The music, which some have compared to Marduk ROM 5:12, is like the fecal playtime of stupid children. There’s an introduction to every song, usually a riff that gets heard again played at twice the speed. Then there’s a melodic hooky riff. Then there’s an updated Pantera riff, in that the drums fall into cadence but the guitar plays that muted strum off-beat speed metal riff style but starts it on the beat, so it doesn’t sound quite as bouncy — I think they hope it’s grim. Then more carnival music, where phrases wander all over the place with urgency that people hope makes them seem important, then get grim again for some two-chord blasting so you know This is Serious Ugly Art.
Predictably, the album borrows from every black metal band that ever made it big, from most speed metal bands that made it big, and even capitalizes on dumb death metal cliches. Could this thing fucking suck any more? Well — you can always go lower, like meth whores who don’t mind your big dumb friend with AIDS joining in — but for a band of this stature and potential, it’s hard to imagine how people this intelligent can screw up so badly.
We — as metal fans — should just admit that we want to separate the men from the boys. Metal is mostly failure, with a few peaks when smart people got together and made good music, like the NWOBHM or early black metal or the death metal burst of the late 1980s. The rest of the time, it’s kiddie music for simple people who refuse to or cannot mature and face the grim realities of life and yet make something great of them, which is the purpose of art.

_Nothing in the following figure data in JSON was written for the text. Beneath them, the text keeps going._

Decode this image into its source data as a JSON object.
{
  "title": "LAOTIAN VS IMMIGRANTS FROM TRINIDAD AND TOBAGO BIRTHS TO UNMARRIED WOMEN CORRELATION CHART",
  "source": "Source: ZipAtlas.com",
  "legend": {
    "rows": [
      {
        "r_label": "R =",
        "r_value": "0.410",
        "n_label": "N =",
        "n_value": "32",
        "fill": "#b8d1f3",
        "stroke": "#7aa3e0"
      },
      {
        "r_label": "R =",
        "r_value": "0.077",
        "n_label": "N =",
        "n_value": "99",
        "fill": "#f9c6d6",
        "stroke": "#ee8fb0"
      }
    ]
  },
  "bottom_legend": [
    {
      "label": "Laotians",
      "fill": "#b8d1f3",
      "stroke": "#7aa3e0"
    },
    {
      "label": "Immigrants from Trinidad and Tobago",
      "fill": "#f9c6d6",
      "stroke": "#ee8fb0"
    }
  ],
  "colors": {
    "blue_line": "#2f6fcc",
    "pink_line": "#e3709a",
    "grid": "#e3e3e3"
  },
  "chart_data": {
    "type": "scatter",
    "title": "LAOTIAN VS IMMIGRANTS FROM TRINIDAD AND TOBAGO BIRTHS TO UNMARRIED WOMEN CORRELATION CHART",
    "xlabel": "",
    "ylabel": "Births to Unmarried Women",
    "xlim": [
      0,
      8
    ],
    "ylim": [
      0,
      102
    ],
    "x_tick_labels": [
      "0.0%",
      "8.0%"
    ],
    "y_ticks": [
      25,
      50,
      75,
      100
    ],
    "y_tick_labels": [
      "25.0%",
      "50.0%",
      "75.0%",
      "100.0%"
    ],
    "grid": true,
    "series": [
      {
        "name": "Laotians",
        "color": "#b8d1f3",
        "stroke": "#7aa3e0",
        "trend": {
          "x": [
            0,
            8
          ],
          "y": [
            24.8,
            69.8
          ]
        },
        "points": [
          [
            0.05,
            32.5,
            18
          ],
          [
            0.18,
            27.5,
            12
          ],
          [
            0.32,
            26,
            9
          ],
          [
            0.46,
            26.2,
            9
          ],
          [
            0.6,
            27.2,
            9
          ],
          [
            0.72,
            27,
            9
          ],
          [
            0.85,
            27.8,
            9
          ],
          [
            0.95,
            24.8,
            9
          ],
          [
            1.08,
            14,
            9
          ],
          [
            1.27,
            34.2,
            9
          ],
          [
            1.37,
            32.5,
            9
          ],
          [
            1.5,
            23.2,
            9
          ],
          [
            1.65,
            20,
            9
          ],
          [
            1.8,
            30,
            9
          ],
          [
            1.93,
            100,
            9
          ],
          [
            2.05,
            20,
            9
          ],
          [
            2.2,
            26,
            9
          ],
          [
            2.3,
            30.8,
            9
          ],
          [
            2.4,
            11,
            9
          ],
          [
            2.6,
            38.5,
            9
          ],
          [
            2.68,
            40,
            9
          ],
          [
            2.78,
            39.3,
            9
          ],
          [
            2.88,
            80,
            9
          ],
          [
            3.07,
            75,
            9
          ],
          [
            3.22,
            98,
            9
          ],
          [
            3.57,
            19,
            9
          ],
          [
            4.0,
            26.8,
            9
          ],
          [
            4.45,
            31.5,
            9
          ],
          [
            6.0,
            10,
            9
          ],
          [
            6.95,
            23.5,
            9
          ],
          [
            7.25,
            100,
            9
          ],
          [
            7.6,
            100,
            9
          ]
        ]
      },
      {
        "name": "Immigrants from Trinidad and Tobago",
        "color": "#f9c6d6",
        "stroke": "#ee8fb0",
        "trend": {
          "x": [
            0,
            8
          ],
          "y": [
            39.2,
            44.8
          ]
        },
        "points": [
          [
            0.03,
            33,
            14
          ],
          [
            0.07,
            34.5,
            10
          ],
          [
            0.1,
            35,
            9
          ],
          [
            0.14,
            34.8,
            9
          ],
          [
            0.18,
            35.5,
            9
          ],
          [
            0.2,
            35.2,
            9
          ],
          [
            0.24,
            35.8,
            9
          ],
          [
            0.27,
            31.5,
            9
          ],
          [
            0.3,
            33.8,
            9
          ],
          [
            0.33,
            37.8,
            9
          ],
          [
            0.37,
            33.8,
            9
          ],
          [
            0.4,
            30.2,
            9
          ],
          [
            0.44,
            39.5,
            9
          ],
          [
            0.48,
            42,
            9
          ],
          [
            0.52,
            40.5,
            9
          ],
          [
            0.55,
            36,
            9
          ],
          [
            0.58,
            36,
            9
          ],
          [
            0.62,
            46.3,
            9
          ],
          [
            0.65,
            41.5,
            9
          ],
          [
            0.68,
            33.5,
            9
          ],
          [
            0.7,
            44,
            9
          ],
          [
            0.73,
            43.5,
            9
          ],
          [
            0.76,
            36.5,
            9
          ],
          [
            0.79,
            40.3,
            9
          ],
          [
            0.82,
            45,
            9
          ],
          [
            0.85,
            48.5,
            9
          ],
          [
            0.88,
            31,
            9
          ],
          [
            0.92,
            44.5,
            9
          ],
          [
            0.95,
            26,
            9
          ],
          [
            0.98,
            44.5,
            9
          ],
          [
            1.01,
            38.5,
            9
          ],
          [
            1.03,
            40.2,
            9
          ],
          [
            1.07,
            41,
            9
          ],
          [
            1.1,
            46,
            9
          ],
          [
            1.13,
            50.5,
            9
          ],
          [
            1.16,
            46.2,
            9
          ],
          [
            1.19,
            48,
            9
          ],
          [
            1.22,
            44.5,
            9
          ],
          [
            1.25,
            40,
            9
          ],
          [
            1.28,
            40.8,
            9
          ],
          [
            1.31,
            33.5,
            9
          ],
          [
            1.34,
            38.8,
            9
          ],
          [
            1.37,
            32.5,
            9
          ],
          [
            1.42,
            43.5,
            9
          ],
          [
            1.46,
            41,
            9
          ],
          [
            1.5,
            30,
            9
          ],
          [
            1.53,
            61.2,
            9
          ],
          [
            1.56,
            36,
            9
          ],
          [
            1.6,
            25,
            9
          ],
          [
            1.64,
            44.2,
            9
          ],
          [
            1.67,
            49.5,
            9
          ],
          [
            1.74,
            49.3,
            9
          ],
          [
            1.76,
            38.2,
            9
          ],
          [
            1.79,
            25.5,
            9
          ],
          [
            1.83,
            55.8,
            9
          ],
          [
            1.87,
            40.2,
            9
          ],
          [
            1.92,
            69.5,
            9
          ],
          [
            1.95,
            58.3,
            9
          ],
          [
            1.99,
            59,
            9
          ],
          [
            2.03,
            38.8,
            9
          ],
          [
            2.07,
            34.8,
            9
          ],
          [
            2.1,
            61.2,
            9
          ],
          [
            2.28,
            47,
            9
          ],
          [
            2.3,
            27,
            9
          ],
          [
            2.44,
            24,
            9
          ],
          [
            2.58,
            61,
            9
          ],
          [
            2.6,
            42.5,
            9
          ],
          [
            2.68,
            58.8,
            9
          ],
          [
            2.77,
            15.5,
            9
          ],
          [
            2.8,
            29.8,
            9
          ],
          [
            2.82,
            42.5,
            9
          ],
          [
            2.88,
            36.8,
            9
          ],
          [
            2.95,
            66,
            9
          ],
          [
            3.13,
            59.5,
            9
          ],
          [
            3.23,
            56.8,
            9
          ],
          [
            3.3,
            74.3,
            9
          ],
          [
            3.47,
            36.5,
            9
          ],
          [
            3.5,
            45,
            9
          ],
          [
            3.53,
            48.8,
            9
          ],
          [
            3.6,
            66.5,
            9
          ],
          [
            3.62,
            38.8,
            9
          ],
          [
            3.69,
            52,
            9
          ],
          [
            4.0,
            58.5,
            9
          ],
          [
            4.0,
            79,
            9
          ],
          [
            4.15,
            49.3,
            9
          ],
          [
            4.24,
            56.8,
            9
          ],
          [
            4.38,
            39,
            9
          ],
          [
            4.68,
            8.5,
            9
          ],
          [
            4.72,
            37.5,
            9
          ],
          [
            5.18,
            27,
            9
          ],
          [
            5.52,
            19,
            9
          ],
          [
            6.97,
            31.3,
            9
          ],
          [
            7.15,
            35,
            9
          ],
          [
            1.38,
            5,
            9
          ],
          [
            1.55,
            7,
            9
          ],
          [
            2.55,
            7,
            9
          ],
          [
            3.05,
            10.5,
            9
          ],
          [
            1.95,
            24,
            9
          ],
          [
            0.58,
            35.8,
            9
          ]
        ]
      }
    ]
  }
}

Do we need songs telling us life is ugly? No, because that’s a half-truth. We need songs telling us life is both ugly and beautiful, but that we can make a new kind of beauty by using the ugly to make the greater beauty out of the fact that in life, we get choices, and if we fucking face reality, we can reign supreme in beauty — even if it is beauty, like metal, made from ugly things like distorted chords and clowns being sodomized noises.
Funeral Mist Maranatha is kiddie music. It hasn’t grown the balls to have something to say, so it apes the past and throws it all into one big distracting ball of fail so hopefully its audience won’t notice for the two weeks they listen to anything before, like bratty kids with cheesy toys, they “get tired of it.” This is not metal for grown men and women. There is a way to hold on to your youth, but it’s in the spirit that continues to view the world as a playground in which you can make beauty. Funeral Mist instead merge the worst of kiddie brats and disillusioned, embittered old men who make excuses for failed lives and want to drag everyone down into their misery. “Life is ugly,” growls the ancient failure. “So you had no choice but to fail, to not grow up, and to be a brat your whole life.”
Nu-black metal like this latest from Funeral Mist gets a lot of hype because everyone has hopes for it. Stupid kids who will be listening to hip hop in six months hope to socialize by buying things. People who failed at life and so work in the record industry so they can justify having a shitty apartment, a sub-par salary, and a spiritual weather forecast of CONTINUED FAILURE have hopes this album will make them seem hip and get them some cash. Bands like Funeral Mist, who aped better bands and seem to have no ideas of their own, are hoping this will keep them afloat for another year or so, after which point it’s back to being hipsters selling novelty releases in record stores.
But these hopes are based on lies, and so this latest favorite will be a hype vortex for another week, and then be forgotten, because it has no eternal childlike soul mated to a warlike adult vision which creates the poetic beauty which made black metal worth noticing in a sea of distracting, pointless, disposable kiddie music.